2. Then, too, while this composite body unavoidably decays, this simple soul which is my life decays not. Reason, the affections, all the powers that make the man, decay not. True, the organs by which they act become impaired. But there is no cause for thinking that love, conscience, reason, will, ever become weaker in man; but cause for thinking that all these continually become more strong. Was the mind of Newton gone when his frame, long over-tasked, refused its wonted work?

3. Here on earth, every thing in its place and time matures. The acorn and the chestnut, things natural to this climate, ripen every year. A longer season would make them no better nor bigger. It is so with our body—that, under proper conditions, becomes mature. It is so with all the things of earth. But man is not fully grown as the acorn and the chestnut; never gets mature. Take the best man and the greatest—all his faculties are not developed, fully grown and matured. He is not complete in the qualities of a man; nay, often half his qualities lie all unused. Shall we conclude these are never to obtain development and do their work? The analogy of nature tells us that man, the new-born plant, is but removed by death to another soil, where he shall grow complete and become mature.

4. Then, too, each other thing under its proper conditions not only ripens but is perfect also after its kind. Each clover-seed is perfect as a star. Every lion, as a general rule, is a common representation of all lionhood; the ideal of his race made real in him, a thousand years of life would not make him more. But where is the Adamitic man; the type and representative of his race, who makes actual its idea? Even Jesus bids you not call him good; no man has all the manhood of mankind. Yes, there are rudiments of greatness in us all, but abortive, incomplete, and stopped in embryo. Now all these elements of manhood point as directly to another state as the unfinished walls of yonder rising church intimate that the work is not complete, that the artist here intends a roof, a window there, here a tower, and over all a heaven-piercing spire. All men are abortions, our failure pointing to the real success. Nay, we are all waiting to be born, our whole nature looking to another world, and dimly presaging what that world shall be. Death, however we misname him, seasonable or out of time, is the birth-angel, that alone.

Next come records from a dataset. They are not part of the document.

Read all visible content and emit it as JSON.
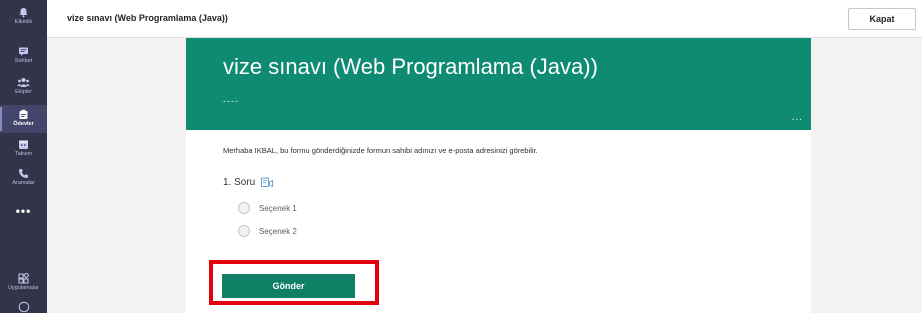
{
  "rail": {
    "items": [
      {
        "label": "Etkinlik",
        "icon": "bell-icon"
      },
      {
        "label": "Sohbet",
        "icon": "chat-icon"
      },
      {
        "label": "Ekipler",
        "icon": "teams-icon"
      },
      {
        "label": "Ödevler",
        "icon": "assignments-icon"
      },
      {
        "label": "Takvim",
        "icon": "calendar-icon"
      },
      {
        "label": "Aramalar",
        "icon": "phone-icon"
      }
    ],
    "more": "•••",
    "apps_label": "Uygulamalar"
  },
  "header": {
    "title": "vize sınavı (Web Programlama (Java))",
    "close_label": "Kapat"
  },
  "form": {
    "title": "vize sınavı (Web Programlama (Java))",
    "subtitle": "----",
    "banner_more": "...",
    "notice": "Merhaba IKBAL, bu formu gönderdiğinizde formun sahibi adınızı ve e-posta adresinizi görebilir.",
    "question": {
      "label": "1. Soru",
      "options": [
        "Seçenek 1",
        "Seçenek 2"
      ]
    },
    "submit_label": "Gönder"
  },
  "colors": {
    "rail": "#33344a",
    "banner": "#0f8a73",
    "submit": "#0f7f66",
    "highlight": "#e3000f"
  }
}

5. Besides, the presence of injustice, of wrong, points the same way. The fact that one man goes out of this life in childhood, in manhood, at any time before the natural measure of his days is full; the fact that any one is by circumstances made wretched; that he is hindered from his proper growth and has not here his natural due—all intimates to me his future life. I know that God is just. I know His justice too shall make all things right, for He must have the power, the wish, the will therefor, to speak in human speech. I see the injustice in this city, its pauperism, suffering, and crime, men smarting all their life, and by no fault of theirs. I know there must be another hemisphere to balance this; another life, wherein justice shall come to all and for all. Else God were unjust; and an unjust God to me is no God at all, but a wretched chimera which my soul rejects with scorn. I see the autumn prefigured in the spring. The flowers of May-day foretold the harvest, its rosy apples and its yellow ears of corn. As the bud now lying cold and close upon the bark of every tree throughout our northern clime is a silent prophecy of yet another spring and other summers, and harvests too; so this instinctive love of justice scantly budding here and nipped by adverse fate, silently but clearly tells of a kingdom of heaven. I take some miserable child here in this city, squalid in dress and look, ignorant and wicked too as most men judge of vagrant vice, made so by circumstances over which that child had no control; I turn off with a shudder at the public wrong we have done and still are doing; but in that child I see proof of another world, yes, Heaven glittering from behind those saddened eyes. I know that child has a man's nature in him, perhaps a Channing's trusting piety; perhaps a Newton's mind; has surely rudiments of more than these; for what were Channing, Newton, both of them, but embryo men? I turn off with a shudder at the public wrong, but a faith in God's justice, in that child's eternal life, which nothing can ever shake.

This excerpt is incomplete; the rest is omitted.